When evaluating how to pay a growing sales team, a straight sales commission structure is an option worth considering. In theory, this type of plan drives salespeople to close more deals but it fails to guarantee a regular paycheck, which sometimes scares off new talent.
Straight commission or commission-only compensation plans have benefits and drawbacks.
While controversial, straight commission compensation can incentivize and motivate a sales team under the right circumstances.
Straight commission compensation structures have benefits and drawbacks. But that’s true of any compensation arrangement. (Check out our Complete Guide to Sales Commissions to get a bigger picture on all commission structures and elements.)
It’s important to evaluate all the elements involved before settling on a plan. To help your sales organization determine if straight commission is the right fit for your team, we’ve laid out everything you need to know below. Examine straight commission, the benefits, drawbacks, and all of our tips for paying straight commission.
What Is Straight Commission?
Also called commission-only compensation, this type of commission structure ties a salesperson’s compensation directly to their performance. That means salespeople get paid a percentage of what they sell and no other monetary compensation.
For instance, a salesperson who earns 15% commission-only and sells $123,550 worth of their company’s product collects $18,532.50 in compensation. Employers may offer other benefits, such as health insurance and a 401K. But in terms of take-home pay, the salesperson only earns on what they sell.
Benefits to Straight Commission
- Offer Pure Incentive: In the case of straight commission, compensation is purely based on performance. Employees are motivated to sell more so that they can take home more money at the end of the day.
- Drives More Sales: By using compensation as incentive, salespeople are more likely to aggressively close more sales. The more they close, the more salespeople earn and the more revenue they generate for the company.
- Guarantee Revenue: If a company only has to pay salespeople when they’ve closed a sale, that means the company is guaranteed revenue each time they have to pay out commission. It lowers risk in investing in salespeople by ensuring that they’ll have to perform to earn money.

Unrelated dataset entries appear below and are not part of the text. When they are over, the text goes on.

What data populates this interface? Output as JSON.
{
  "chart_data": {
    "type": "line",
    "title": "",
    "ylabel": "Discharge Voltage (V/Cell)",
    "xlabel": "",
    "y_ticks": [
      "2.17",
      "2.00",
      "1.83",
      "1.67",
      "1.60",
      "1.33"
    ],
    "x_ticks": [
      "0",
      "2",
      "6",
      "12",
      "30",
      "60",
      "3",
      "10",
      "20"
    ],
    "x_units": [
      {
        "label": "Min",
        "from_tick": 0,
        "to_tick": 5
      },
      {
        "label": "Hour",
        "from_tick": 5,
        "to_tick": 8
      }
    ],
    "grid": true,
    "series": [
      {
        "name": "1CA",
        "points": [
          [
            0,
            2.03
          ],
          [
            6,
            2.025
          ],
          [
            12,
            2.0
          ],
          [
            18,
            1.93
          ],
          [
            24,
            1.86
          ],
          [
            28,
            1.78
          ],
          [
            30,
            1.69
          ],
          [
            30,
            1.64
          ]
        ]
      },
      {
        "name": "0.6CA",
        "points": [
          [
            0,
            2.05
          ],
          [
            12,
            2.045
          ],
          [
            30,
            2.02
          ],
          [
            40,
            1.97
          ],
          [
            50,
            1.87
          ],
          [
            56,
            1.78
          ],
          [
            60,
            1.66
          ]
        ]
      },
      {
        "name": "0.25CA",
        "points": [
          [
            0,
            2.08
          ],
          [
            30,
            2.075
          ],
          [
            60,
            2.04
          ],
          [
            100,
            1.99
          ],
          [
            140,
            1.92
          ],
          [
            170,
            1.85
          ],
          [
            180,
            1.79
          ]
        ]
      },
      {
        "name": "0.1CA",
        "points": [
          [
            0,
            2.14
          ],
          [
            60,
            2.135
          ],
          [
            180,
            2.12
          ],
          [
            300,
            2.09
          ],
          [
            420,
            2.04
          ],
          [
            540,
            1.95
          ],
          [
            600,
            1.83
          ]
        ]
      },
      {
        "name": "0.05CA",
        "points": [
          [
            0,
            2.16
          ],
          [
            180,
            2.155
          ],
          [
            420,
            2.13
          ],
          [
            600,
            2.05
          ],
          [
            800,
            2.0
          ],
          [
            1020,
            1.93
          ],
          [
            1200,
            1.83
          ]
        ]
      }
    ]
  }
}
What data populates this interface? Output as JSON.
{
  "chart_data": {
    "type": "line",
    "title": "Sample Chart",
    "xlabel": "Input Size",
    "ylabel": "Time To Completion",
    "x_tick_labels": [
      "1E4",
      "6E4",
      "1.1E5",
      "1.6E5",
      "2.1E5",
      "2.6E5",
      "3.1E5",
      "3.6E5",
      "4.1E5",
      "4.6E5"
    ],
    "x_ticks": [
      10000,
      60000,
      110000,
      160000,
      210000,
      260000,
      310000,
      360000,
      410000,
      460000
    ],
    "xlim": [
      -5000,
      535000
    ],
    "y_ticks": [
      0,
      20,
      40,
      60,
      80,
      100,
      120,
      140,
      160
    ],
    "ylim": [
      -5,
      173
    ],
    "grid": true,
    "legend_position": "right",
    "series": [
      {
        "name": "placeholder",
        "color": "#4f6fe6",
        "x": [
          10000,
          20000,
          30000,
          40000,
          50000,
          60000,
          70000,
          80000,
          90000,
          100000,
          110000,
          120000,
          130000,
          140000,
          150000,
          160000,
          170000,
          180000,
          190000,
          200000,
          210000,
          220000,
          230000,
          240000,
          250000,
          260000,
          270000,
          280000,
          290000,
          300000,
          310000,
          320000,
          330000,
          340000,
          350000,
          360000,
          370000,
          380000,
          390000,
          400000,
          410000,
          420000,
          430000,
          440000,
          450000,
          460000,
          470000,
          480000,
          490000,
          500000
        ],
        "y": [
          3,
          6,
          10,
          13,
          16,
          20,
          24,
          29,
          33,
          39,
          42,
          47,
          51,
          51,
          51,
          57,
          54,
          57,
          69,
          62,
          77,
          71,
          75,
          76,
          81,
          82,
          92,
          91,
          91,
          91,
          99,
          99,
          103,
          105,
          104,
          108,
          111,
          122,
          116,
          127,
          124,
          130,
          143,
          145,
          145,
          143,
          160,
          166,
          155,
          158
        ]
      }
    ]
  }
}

Drawbacks to Straight Commission
- Discourage New Talent: The uncertainty of straight commission may scare off new talent and make it harder to hire good salespeople. Recruitment efforts will have to account for this and may end up costing the company more money at the end of the day.
- Risk Higher Turnover: If salespeople do not have the resources and tools they need to sell, they may become frustrated with a commission-only format, especially if they miss a paycheck due to low sales. If a company experiences high turnover, it will spend more on recruitment and training.
- Encourage Bad Selling Tactics: Encouraging aggressive salespeople may drive more revenue for the company but it can also result in bad or even predatory selling tactics. Such practices may frustrate and anger potential customers and deter further sales.
Tips for Implementing Straight Commission
- Extend High Commission Rate: Since your salespeople are assuming a risk in accepting straight commission, make sure that commission is worth it. Offer a higher than average commission rate to attract sales talent and ensure that with a typical sales cadence, they can earn above average on-target earnings.
- Enable Team To Sell: Make sure that your team has everything they need to actually make those sales. Invest in resources, generate leads, give them standard selling tools. Depending on the industry and your standard customer, that could mean generating case studies, qualifying leads through an online form, or arming your team with technology, like tablets, to track sales. Help them sell so they can make more money—for themselves and the company.
- Give Sales People the Freedom To Earn: If good salespeople understand that they can earn as much as they can sell, they’ll work toward whatever goal they can imagine. But if there’s a cap on how much commission they can collect, that may hamper their efforts and even frustrate high performers. So stay away from capping commissions.
- Know the Rules and Regulations: Familiarize yourself and your team with the local, state, and federal regulations that apply to compensation. In some instances, paying straight commission may be limited to certain employees. There may be other rules that apply to your compensation structure as well. Know what those are and how to properly align your organization with them.